With Monday evening’s confirmation and swearing in of Amy Coney Barrett, the Supreme Court is back to nine justices, and in the coming weeks and months Barrett is likely to provide a crucial vote in deciding what, if any, Second Amendment-related cases the Court should consider.
While the Supreme Court just turned away a case called Rodriguez vs. City of San Jose that dealt with firearms seizures, gun owners and Second Amendment advocates are hoping that with Barrett on the bench, 2A cases will start to be addressed by the Court for the first time in a decade. It was 2010 when the Court struck down the city of Chicago’s ban on handguns in the McDonald case, but since then SCOTUS has been mostly silent on the issue.
So what are the cases that could soon come before the Court? While the Supreme Court doesn’t currently have any Second Amendment-related cases that are being considered in conference, a case called Caldara vs. City of Boulder could go to conference by the end of the year. This case is a challenge to the city of Boulder, Colorado’s so-called assault weapons ban, but the question before the Court is whether or not the plaintiffs in the case will actually be able to bring a challenge to the local ordinance, with lower courts turning away the case and petitioners asking the Supreme Court to revive the issue.
The Court will also soon consider a case called Carey v. Throwe, which involves a right-to-carry challenge brought by Norris Paul Carey, Jr., a retired officer with the Maryland Natural Resources Police who sought to carry under the Law Enforcement Officer Safety Act, but had his LEOSA card stripped from him after his former department claimed that he had not retired in good standing.
While this case could ultimately be used as a vehicle for the Court to weigh in on the right to bear arms outside of the home, because the challenge deals with LEOSA and not the standard concealed carry licenses for civilians, if the Supreme Court agrees to hear the case it could issue a narrow ruling that doesn’t directly impact the ability of law-abiding citizens to carry a firearm.
There are also a number of cases currently in circuit courts of appeals that could soon make their way to the Supreme Court for consideration, including a challenge to California’s ban on online and out-of-state sales of ammunition (Rhode v.

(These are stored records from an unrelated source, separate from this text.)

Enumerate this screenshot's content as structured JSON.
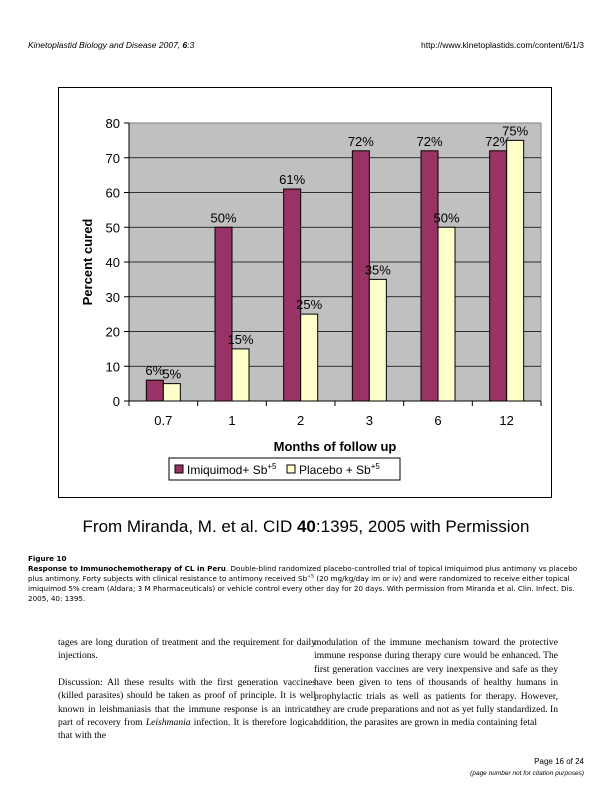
{
  "header": {
    "journal": "Kinetoplastid Biology and Disease",
    "year_vol": " 2007, ",
    "vol_bold": "6",
    "issue": ":3",
    "url": "http://www.kinetoplastids.com/content/6/1/3"
  },
  "chart_data": {
    "type": "bar",
    "categories": [
      "0.7",
      "1",
      "2",
      "3",
      "6",
      "12"
    ],
    "series": [
      {
        "name": "Imiquimod+ Sb+5",
        "values": [
          6,
          50,
          61,
          72,
          72,
          72
        ],
        "labels": [
          "6%",
          "50%",
          "61%",
          "72%",
          "72%",
          "72%"
        ],
        "color": "#993366"
      },
      {
        "name": "Placebo + Sb+5",
        "values": [
          5,
          15,
          25,
          35,
          50,
          75
        ],
        "labels": [
          "5%",
          "15%",
          "25%",
          "35%",
          "50%",
          "75%"
        ],
        "color": "#FFFFCC"
      }
    ],
    "xlabel": "Months of follow up",
    "ylabel": "Percent cured",
    "ylim": [
      0,
      80
    ],
    "yticks": [
      0,
      10,
      20,
      30,
      40,
      50,
      60,
      70,
      80
    ],
    "grid": true,
    "plot_bg": "#C0C0C0",
    "legend_position": "bottom",
    "legend": {
      "s1_main": "Imiquimod+ Sb",
      "s1_sup": "+5",
      "s2_main": "Placebo + Sb",
      "s2_sup": "+5"
    }
  },
  "credit": {
    "pre": "From Miranda, M. et al. CID ",
    "bold": "40",
    "post": ":1395, 2005 with Permission"
  },
  "caption": {
    "label": "Figure 10",
    "title": "Response to Immunochemotherapy of CL in Peru",
    "text_a": ". Double-blind randomized placebo-controlled trial of topical Imiquimod plus antimony vs placebo plus antimony. Forty subjects with clinical resistance to antimony received Sb",
    "sup": "+5",
    "text_b": " (20 mg/kg/day im or iv) and were randomized to receive either topical imiquimod 5% cream (Aldara; 3 M Pharmaceuticals) or vehicle control every other day for 20 days. With permission from Miranda et al. Clin. Infect. Dis. 2005, 40: 1395."
  },
  "body": {
    "left_p1": "tages are long duration of treatment and the requirement for daily injections.",
    "left_p2_a": "Discussion: All these results with the first generation vaccines (killed parasites) should be taken as proof of principle. It is well known in leishmaniasis that the immune response is an intricate part of recovery from ",
    "left_p2_italic": "Leishmania",
    "left_p2_b": " infection. It is therefore logical that with the",
    "right_p1": "modulation of the immune mechanism toward the protective immune response during therapy cure would be enhanced. The first generation vaccines are very inexpensive and safe as they have been given to tens of thousands of healthy humans in prophylactic trials as well as patients for therapy. However, they are crude preparations and not as yet fully standardized. In addition, the parasites are grown in media containing fetal"
  },
  "footer": {
    "page": "Page 16 of 24",
    "note": "(page number not for citation purposes)"
  }
}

Becerra), a case taking on California’s magazine ban (Duncan v. Becerra), and a challenge to the state of Hawaii’s ban on open carry (Young v. Hawaii).
The Young case could be one of the next cases to arrive at the Supreme Court, since oral arguments have been held in the en banc review of the case in the Ninth Circuit. Once the en banc decision comes down, it’s likely that the losing side will appeal the case up to the Supreme Court, and that could be the first case that deals with a right to carry that the Court will hear after Barrett’s confirmation.
This case not only deals with the right to openly carry a firearm, it also implicates an earlier case out of the Ninth Circuit (Peruta v. San Diego) that held that there is no constitutional right to carry concealed. The Young case would allow the Supreme Court to not only undo the damage done in Peruta, but to finally weigh in on whether the right to keep and bear arms actually protects a right to, you know, bear arms.
There are a few other cases percolating in the circuit courts of appeals that we’ll be taking a closer look at later today, but I’d say the cases listed above are the first that have the opportunity to be heard by the Supreme Court now that Amy Coney Barrett is officially an Associate Justice.